Wakil Menteri Dalam Negeri (Wamendagri) Akhmad Wiyagus menegaskan bahwa pemerintah daerah (Pemda) memiliki peran strategis sebagai simpul kolaborasi dalam mewujudkan Kedaulatan Kesehatan Indonesia 2045. Pernyataan ini disampaikan dalam Seminar Nasional dan Deklarasi Kedaulatan Kesehatan Indonesia 2045 yang diselenggarakan Persatuan Inteligensia Kristen Indonesia (PIKI) di GBI Bethel Summarecon, Bandung, Rabu (15/7/2026).
Kemendagri Dorong Integrasi Kesehatan dalam Perencanaan Daerah
Kementerian Dalam Negeri (Kemendagri) akan terus mendorong Pemda untuk mengintegrasikan agenda kesehatan ke dalam perencanaan pembangunan dan penganggaran daerah. Wiyagus menekankan bahwa ketahanan sebuah bangsa tidak lagi semata-mata diukur dari kekayaan alam atau kekuatan militer, melainkan dari kualitas sumber daya manusianya. "Kesehatan yang inklusif menjadi kunci utama menuju Indonesia Emas 2045. Bangsa yang berdaya saing global hanya akan lahir dari fondasi masyarakat yang sehat dan berdaulat atas kesehatannya sendiri," ujarnya dalam keterangan tertulis.
Kolaborasi Lintas Sektor Diperlukan
Menurut Wiyagus, pembangunan kesehatan tidak dapat dilakukan oleh sektor kesehatan semata. Upaya tersebut membutuhkan kolaborasi antara pemerintah pusat, pemerintah daerah, dunia usaha, organisasi kemasyarakatan, organisasi keagamaan, dan seluruh elemen masyarakat. Ia menambahkan bahwa pembangunan kesehatan juga harus didukung oleh berbagai sektor lain, seperti penyediaan air bersih, sanitasi, ketahanan pangan, pendidikan, perlindungan sosial, tata ruang, lingkungan hidup, hingga pemberdayaan masyarakat.
Penguatan Peran Pemda dalam Dokumen Perencanaan dan APBD
Kemendagri akan terus memperkuat peran pemerintah daerah agar agenda kesehatan menjadi bagian dari dokumen perencanaan pembangunan daerah, rencana strategis perangkat daerah, serta Anggaran Pendapatan dan Belanja Daerah (APBD). Langkah ini dinilai penting untuk memperkuat sinergi lintas sektor dalam meningkatkan kualitas layanan kesehatan di daerah. "Kami juga memastikan setiap pemerintah daerah mampu menjadi simpul kolaborasi yang mempertemukan seluruh kekuatan di wilayahnya untuk mendukung terwujudnya kedaulatan kesehatan Indonesia 2045," tegas Wiyagus.

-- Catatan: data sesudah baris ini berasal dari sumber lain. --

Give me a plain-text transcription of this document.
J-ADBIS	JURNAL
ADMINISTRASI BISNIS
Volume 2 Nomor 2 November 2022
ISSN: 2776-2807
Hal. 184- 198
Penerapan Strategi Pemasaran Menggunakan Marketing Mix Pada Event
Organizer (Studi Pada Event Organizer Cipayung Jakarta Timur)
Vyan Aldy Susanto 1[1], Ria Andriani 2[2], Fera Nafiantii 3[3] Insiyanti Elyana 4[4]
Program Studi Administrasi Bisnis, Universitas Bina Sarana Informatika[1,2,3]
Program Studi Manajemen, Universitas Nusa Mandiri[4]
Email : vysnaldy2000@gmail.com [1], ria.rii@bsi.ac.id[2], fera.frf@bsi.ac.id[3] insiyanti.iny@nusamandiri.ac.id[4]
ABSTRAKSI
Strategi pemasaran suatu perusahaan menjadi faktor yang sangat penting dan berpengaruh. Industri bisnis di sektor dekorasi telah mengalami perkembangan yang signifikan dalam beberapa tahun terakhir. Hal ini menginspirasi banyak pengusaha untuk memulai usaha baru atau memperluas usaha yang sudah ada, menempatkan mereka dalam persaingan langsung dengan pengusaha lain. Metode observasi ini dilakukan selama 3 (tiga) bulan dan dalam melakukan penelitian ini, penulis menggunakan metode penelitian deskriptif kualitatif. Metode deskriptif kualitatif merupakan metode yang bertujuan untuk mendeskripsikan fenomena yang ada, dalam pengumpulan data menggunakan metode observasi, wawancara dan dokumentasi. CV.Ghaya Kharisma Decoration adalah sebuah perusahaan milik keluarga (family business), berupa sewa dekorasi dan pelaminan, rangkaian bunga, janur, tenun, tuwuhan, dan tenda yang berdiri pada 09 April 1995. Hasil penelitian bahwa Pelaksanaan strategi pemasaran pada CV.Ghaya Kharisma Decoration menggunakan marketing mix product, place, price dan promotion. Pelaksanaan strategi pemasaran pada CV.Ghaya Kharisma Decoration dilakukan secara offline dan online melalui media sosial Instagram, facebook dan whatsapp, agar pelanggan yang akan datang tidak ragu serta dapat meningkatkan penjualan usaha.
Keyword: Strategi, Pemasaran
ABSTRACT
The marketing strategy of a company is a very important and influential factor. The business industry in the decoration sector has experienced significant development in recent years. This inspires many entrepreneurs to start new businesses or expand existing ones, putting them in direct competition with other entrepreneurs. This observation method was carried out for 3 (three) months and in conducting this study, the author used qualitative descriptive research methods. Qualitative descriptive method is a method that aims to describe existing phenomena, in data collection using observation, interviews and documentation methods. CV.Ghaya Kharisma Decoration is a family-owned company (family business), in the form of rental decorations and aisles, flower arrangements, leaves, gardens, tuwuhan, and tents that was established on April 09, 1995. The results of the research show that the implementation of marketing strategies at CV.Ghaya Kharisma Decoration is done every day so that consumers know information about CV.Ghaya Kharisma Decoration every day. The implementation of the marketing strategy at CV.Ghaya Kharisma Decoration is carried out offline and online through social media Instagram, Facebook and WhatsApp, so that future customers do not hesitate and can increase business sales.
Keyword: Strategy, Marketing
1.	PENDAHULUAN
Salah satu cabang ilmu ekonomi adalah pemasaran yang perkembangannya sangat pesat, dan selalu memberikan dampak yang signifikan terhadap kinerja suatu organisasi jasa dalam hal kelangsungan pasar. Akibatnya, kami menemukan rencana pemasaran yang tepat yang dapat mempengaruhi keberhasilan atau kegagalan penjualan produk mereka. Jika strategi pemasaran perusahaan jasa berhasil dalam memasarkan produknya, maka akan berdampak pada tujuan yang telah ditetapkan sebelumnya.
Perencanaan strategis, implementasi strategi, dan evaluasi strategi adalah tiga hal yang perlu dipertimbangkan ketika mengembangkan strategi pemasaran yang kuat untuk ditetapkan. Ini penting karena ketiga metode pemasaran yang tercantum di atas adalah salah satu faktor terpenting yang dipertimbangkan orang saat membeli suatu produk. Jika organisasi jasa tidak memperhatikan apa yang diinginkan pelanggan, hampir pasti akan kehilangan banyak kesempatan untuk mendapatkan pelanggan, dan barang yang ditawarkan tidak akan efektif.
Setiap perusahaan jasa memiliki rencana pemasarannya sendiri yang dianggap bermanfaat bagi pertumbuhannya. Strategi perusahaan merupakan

Dasar Hukum dan Target Indonesia Emas 2045
Wiyagus menjelaskan bahwa komitmen tersebut sejalan dengan Pasal 28 ayat (1) dan Pasal 34 ayat (3) Undang-Undang Dasar Negara Republik Indonesia Tahun 1945 yang menjamin hak setiap warga negara memperoleh pelayanan kesehatan. Amanat ini juga diperkuat melalui Undang-Undang Nomor 17 Tahun 2023 tentang Kesehatan dan Undang-Undang Nomor 23 Tahun 2014 tentang Pemerintahan Daerah yang menempatkan kesehatan sebagai urusan pemerintahan wajib berkaitan dengan pelayanan dasar. Ia menegaskan bahwa keberhasilan mewujudkan Kedaulatan Kesehatan Indonesia 2045 bergantung pada kerja sama seluruh pemangku kepentingan. Oleh karena itu, ia mengajak seluruh pihak membangun kolaborasi yang kuat antarlembaga agar Indonesia mampu melahirkan masyarakat yang sehat, tangguh, produktif, dan berdaya saing menuju Indonesia Emas 2045.

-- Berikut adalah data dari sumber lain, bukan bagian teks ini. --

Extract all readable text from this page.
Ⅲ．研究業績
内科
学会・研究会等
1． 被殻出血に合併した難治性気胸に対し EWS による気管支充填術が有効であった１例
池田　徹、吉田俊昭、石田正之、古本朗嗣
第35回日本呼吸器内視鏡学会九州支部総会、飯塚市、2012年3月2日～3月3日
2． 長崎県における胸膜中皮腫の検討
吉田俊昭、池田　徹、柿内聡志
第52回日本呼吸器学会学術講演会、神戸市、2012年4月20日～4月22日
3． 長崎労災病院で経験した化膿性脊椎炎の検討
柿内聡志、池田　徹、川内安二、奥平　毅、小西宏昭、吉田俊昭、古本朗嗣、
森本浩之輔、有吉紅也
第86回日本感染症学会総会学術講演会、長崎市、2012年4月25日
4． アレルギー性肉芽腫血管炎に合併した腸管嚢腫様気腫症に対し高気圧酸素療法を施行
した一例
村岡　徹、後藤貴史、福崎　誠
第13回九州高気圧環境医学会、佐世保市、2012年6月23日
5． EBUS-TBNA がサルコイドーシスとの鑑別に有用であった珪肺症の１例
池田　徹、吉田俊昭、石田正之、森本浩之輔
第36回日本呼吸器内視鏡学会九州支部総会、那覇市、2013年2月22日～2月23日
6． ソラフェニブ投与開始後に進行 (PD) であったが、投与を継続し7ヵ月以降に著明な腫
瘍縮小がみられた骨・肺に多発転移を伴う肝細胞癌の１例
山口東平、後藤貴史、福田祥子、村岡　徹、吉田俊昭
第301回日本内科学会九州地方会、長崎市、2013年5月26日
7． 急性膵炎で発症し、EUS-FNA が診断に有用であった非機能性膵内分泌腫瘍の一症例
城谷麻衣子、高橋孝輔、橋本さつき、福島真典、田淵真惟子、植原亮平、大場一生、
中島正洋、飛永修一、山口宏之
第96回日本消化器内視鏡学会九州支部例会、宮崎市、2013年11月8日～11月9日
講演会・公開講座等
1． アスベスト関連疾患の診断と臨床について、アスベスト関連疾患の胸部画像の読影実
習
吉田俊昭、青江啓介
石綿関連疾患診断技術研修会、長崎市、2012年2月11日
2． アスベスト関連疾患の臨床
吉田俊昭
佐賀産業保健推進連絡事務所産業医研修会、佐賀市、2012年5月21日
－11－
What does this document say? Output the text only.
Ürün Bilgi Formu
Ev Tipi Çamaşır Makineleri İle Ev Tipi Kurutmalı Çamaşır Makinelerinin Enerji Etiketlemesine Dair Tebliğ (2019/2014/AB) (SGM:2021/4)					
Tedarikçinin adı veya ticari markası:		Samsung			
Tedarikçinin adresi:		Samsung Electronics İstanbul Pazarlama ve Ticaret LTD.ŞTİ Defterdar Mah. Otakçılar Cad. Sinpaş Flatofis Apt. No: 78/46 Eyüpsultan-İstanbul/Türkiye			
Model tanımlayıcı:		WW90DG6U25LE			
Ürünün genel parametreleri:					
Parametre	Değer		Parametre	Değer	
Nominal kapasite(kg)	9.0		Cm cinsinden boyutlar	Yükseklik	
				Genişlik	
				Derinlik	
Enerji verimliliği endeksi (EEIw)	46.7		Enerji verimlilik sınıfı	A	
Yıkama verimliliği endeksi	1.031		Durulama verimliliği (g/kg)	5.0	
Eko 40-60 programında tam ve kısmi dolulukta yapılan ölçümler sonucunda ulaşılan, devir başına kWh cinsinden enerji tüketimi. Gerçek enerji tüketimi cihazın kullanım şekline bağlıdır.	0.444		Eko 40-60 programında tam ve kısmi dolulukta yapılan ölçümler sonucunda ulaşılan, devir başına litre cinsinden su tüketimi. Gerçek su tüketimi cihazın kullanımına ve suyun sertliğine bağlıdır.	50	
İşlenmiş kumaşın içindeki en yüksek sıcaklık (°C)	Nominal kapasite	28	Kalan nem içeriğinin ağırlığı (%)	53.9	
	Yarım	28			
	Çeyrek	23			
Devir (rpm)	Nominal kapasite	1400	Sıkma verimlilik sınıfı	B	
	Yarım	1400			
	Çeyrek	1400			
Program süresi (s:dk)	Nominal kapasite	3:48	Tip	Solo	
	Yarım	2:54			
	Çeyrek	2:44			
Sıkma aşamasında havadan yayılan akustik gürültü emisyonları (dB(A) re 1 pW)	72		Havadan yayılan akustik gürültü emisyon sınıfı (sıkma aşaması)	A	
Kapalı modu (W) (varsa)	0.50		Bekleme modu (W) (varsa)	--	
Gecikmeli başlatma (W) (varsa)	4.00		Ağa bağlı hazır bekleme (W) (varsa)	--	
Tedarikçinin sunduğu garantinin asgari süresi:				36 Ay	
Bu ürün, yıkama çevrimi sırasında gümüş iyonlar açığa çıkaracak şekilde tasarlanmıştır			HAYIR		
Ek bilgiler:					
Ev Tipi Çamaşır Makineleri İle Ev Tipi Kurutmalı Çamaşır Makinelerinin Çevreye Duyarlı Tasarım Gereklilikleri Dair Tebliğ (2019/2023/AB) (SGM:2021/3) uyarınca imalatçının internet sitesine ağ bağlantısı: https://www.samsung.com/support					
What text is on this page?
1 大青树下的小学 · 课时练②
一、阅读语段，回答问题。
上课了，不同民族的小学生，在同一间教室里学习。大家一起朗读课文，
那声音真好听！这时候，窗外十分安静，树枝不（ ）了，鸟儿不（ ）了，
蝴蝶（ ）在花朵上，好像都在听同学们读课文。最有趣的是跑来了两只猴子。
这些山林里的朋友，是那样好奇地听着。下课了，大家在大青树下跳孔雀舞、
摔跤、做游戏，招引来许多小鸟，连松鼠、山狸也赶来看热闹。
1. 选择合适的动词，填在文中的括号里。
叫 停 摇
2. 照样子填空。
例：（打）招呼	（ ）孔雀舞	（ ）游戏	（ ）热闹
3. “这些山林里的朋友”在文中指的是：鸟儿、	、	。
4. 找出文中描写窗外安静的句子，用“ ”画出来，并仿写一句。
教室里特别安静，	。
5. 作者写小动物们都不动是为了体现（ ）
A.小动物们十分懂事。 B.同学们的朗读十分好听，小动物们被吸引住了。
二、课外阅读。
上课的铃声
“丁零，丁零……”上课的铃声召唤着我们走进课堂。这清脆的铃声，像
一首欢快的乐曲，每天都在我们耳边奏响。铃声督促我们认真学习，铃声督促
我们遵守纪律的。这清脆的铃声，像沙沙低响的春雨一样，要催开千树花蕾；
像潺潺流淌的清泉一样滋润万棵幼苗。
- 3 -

Acara Dihadiri Pejabat Tinggi
Seminar Nasional dan Deklarasi Kedaulatan Kesehatan Indonesia 2045 turut dihadiri Wakil Menteri Kesehatan RI Benjamin Paulus Octavianus, Gubernur Jawa Barat Dedi Mulyadi, Dewan Kehormatan PIKI Hashim Sujono Djojohadikusumo, Ketua Umum PIKI Maruarar Sirait, beserta jajaran pengurus PIKI.